Breast reconstruction surgery involves restoring the shape of a patient’s breast which was removed enabling women to feel “whole” again. Many women tend to suffer from low self-esteem, depression, or face stigmatisation in the community, as a result of having a mastectomy, which is a surgery that involves removing the entire breast.
There are two broad types of breast reconstruction procedures for women who have undergone mastectomy. There is autologous reconstruction, which involves using one’s own body tissues or an implant based reconstruction, which involves using either silicon or saline based material for the reconstruction. Autologous reconstruction may involve using tissue from the back or from the abdomen.
The current standard of care for autologous reconstruction in many centres worldwide is the ‘Deep Inferior Epigastric Perforator’ (DIEP) flap. A DIEP involves taking tissue from the patient’s abdomen and relocating it to create a new breast mound.

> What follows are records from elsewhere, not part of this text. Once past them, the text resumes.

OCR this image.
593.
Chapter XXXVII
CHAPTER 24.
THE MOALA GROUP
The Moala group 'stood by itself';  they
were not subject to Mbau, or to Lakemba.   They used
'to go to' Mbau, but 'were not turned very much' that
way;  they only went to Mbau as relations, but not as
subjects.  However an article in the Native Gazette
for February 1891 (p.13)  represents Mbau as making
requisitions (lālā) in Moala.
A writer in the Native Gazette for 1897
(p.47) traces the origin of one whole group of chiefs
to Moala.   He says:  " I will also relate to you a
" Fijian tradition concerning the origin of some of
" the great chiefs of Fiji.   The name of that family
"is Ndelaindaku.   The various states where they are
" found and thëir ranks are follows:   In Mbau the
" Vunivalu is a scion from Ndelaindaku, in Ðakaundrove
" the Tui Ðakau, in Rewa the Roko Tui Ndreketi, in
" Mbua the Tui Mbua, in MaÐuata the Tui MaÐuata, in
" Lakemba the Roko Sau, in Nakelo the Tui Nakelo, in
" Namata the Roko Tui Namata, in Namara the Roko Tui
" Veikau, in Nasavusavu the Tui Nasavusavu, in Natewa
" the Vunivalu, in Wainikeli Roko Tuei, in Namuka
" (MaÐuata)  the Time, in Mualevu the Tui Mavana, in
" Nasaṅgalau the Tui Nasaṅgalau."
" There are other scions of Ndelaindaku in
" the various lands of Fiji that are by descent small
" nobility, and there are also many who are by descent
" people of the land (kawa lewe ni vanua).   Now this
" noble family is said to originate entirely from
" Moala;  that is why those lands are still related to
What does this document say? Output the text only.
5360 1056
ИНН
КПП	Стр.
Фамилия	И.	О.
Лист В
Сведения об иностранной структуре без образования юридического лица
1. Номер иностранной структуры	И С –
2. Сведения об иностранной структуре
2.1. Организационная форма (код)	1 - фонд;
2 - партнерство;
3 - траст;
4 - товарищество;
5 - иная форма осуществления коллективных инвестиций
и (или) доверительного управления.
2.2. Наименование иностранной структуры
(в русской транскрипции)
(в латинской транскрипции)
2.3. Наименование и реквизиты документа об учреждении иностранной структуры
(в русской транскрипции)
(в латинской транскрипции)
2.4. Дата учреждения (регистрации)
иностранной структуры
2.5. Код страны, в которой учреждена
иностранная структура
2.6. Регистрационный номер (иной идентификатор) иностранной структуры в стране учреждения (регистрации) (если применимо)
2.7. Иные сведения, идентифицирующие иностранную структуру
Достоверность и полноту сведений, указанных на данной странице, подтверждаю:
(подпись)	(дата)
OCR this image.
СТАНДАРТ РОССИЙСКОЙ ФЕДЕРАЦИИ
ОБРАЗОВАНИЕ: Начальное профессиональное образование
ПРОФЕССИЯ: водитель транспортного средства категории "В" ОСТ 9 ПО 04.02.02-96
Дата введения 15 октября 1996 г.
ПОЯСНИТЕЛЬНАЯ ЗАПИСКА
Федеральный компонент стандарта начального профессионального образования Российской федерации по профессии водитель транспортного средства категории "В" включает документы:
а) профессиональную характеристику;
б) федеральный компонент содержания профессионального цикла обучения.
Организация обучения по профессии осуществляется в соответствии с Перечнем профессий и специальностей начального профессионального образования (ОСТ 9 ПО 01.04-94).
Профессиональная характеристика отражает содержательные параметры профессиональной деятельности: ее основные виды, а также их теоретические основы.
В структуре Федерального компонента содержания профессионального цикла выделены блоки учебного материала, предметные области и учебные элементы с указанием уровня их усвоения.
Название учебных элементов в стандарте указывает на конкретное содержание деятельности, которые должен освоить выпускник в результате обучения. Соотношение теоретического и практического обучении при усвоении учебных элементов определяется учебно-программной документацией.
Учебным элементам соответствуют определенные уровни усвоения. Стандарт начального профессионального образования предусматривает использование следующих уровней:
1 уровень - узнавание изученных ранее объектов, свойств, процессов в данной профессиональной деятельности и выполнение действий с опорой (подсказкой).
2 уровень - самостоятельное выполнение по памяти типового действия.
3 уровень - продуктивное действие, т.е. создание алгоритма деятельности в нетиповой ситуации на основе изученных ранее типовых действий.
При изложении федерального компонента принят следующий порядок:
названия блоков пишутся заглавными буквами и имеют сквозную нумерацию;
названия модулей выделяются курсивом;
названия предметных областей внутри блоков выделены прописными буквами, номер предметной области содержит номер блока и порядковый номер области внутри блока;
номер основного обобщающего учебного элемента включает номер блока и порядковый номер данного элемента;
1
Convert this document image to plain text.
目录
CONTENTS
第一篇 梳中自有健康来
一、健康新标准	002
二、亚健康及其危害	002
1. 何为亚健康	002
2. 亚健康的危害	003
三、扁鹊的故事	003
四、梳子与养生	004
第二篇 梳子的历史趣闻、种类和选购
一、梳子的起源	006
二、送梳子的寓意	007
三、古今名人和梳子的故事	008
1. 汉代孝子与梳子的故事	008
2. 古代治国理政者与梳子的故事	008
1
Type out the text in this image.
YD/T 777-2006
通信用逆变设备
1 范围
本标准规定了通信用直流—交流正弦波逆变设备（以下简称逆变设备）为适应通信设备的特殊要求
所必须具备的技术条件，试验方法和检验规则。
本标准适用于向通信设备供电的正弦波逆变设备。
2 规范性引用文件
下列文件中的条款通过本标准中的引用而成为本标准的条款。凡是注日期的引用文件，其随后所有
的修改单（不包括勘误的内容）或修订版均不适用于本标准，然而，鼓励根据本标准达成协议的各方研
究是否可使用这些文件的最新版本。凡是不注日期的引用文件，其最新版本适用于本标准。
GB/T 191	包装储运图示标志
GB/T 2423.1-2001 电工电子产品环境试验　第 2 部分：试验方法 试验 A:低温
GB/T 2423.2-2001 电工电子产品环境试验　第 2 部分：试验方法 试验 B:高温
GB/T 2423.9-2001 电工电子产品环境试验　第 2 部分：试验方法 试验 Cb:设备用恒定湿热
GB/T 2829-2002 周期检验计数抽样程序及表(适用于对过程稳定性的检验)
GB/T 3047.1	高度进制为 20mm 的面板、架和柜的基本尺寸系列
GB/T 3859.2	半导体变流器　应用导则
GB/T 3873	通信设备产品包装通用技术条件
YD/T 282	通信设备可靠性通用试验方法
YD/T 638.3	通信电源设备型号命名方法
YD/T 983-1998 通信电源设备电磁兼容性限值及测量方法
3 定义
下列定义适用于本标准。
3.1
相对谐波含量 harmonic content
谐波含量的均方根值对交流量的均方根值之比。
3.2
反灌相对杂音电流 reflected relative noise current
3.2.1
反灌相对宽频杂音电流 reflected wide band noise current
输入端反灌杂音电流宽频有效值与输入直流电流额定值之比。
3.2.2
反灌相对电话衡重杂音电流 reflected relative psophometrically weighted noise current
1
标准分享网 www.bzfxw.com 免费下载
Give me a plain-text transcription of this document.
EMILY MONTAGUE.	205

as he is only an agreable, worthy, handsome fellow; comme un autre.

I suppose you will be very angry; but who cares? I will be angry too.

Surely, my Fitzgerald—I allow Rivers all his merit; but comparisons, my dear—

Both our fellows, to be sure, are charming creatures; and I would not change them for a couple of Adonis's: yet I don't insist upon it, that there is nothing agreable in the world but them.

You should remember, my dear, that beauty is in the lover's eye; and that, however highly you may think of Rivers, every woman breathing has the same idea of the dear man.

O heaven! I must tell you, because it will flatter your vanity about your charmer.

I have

Aga Khan University Hospital was the first Hospital in East and Central Africa to successfully do DIEP procedure recently which has now benefitted a number of patients.
The DIEP flap procedure is safe and recommended as an option for women seeking reconstruction after losing one breast, or both, and in those who cannot have implants because they have been treated with radiation. A patient only requires one surgery and not more than a week in hospital, followed by a fairly short recovery period. As patient selection is key, a multi-disciplinary team with members from oncology, surgery, radiology and pathology will have met beforehand to discuss oncological care and surgical management options.
Before surgery, specialists including a breast surgeon, plastic surgeon, anesthesiologist and nurse, review the patient’s medical history, and are present during the procedure.
This technique involves a breast surgeon performing a specialised skin sparing mastectomy that preserves a large skin envelope or a nipple sparing mastectomy where appropriate, to preserve the nipple areolar area, while removing the cancerous tissue. This is akin to coring out an apple, but preserving the peel.
The plastic surgeon then takes a section of tissue from the patient’s abdomen and relocates it to create a new breast mound. The skin and fat below the belly button feels very similar to breast tissue therefore being the perfect choice to replace the breast tissue removed during surgery. A small incision is made in the abdominal muscle sheath to access the blood vessels. The prepared tissue is then disconnected from the body and transplanted to the chest using microsurgery to provide blood flow to the tissue.
The advantage of DIEP and other autologous reconstruction over implant based reconstruction is:
It has a more natural feel since it uses own body tissue Since it is your own body tissue, it ages with you and therefore gives one a natural symmetry with time and aging, unlike the implant based reconstruction. As the procedure involves getting some tissue from the tummy, women get a concurrent tummy tuck as well in the process. Patient selection however remains key for any reconstruction procedures offered to cancer patients and different methods may work better in certain situations. It is always important to have a multidisciplinary team discuss and bring their collective expertise together to decide on the best option for an individual patient.